CybersecurityDeterring cyberattacks requires building a public-private partnership

Published 27 August 2014

Cyberattacks loom as an increasingly dire threat to privacy, national security, and the global economy, and the best way to blunt their impact may be a public-private partnership between government and business, researchers say. The time to act is now, however, rather than in the wake of a crisis, says an expert in law and technology. The expert says that an information-sharing framework is necessary to combat cybersecurity threats.

Cyberattacks loom as an increasingly dire threat to privacy, national security, and the global economy, and the best way to blunt their impact may be a public-private partnership between government and business, researchers say. The time to act is now, however, rather than in the wake of a crisis, says a University of Illinois expert in law and technology.

According to a study by Jay Kesan, the H. Ross and Helen Workman Research Scholar at the College of Law, an information-sharing framework is necessary to combat cybersecurity threats.

“Cybersecurity is a big deal, and the protection of critical network infrastructure is a matter of national security,” said Kesan, who directs the Program in Intellectual Property and Technology Law at Illinois. “If nothing else, cyberattacks are very expensive, costing the global economy almost a half-trillion dollars per year, according to some estimates. For either of those reasons alone it should be given more attention.”

Meaningfully improving cybersecurity and ensuring the resilience of systems will require cooperation between members of the private sector and the government, according to the paper.

A U. of I. release reports that to that end, Kesan and co-author Carol M. Hayes, a research associate with U. of I. College of Law, propose a framework for the sharing of information about threats and solutions that they believe reconciles the competing concerns of privacy and cybersecurity, Kesan said.

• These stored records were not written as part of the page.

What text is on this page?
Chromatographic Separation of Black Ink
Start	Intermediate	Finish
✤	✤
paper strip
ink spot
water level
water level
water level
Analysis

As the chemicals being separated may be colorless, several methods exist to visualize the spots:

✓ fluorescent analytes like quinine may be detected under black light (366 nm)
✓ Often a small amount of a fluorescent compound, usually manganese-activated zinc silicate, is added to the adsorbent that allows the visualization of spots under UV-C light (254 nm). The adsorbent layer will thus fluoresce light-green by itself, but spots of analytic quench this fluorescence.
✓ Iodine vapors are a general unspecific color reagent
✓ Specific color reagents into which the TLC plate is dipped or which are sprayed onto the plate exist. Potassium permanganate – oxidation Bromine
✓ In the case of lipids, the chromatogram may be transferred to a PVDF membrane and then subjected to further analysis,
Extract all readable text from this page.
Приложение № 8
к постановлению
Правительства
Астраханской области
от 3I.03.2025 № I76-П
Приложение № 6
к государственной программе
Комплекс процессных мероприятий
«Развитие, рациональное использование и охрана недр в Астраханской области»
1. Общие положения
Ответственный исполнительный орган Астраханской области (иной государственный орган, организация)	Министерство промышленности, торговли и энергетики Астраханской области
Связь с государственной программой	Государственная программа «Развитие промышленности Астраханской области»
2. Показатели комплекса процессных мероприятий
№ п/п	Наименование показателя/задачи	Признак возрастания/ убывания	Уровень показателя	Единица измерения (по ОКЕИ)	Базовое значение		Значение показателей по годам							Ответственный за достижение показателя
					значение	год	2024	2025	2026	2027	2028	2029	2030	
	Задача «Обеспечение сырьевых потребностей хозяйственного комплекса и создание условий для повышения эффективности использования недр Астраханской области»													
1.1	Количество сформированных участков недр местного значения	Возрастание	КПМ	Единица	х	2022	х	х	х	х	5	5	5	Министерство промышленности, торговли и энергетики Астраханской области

“Privacy and cybersecurity are not mutually exclusive, but balancing the two interests may require cooperation and the occasional compromise,” Kesan said. “We believe that cybersecurity can be enhanced without creating an Orwellian, Big Brother world, and encourage the development of what we call a ‘Circle of Trust’ that brings the public and private sectors together to resolve cybersecurity threats more effectively.”

The goal is to foster trust between the private and public sectors, he said.

“When the public sector shares information with the private sector, that encourages the private sector to trust the public sector, and vice versa,” Kesan said. “Our proposed framework advances this notion of trust even further by allowing both sides to preserve a degree of secrecy — for example, government secrecy for classified military activities and geopolitical information, and private-market secrecy for consumer information, including information about consumers’ online activities. It functions to assure participants that overreach by either side will be limited.”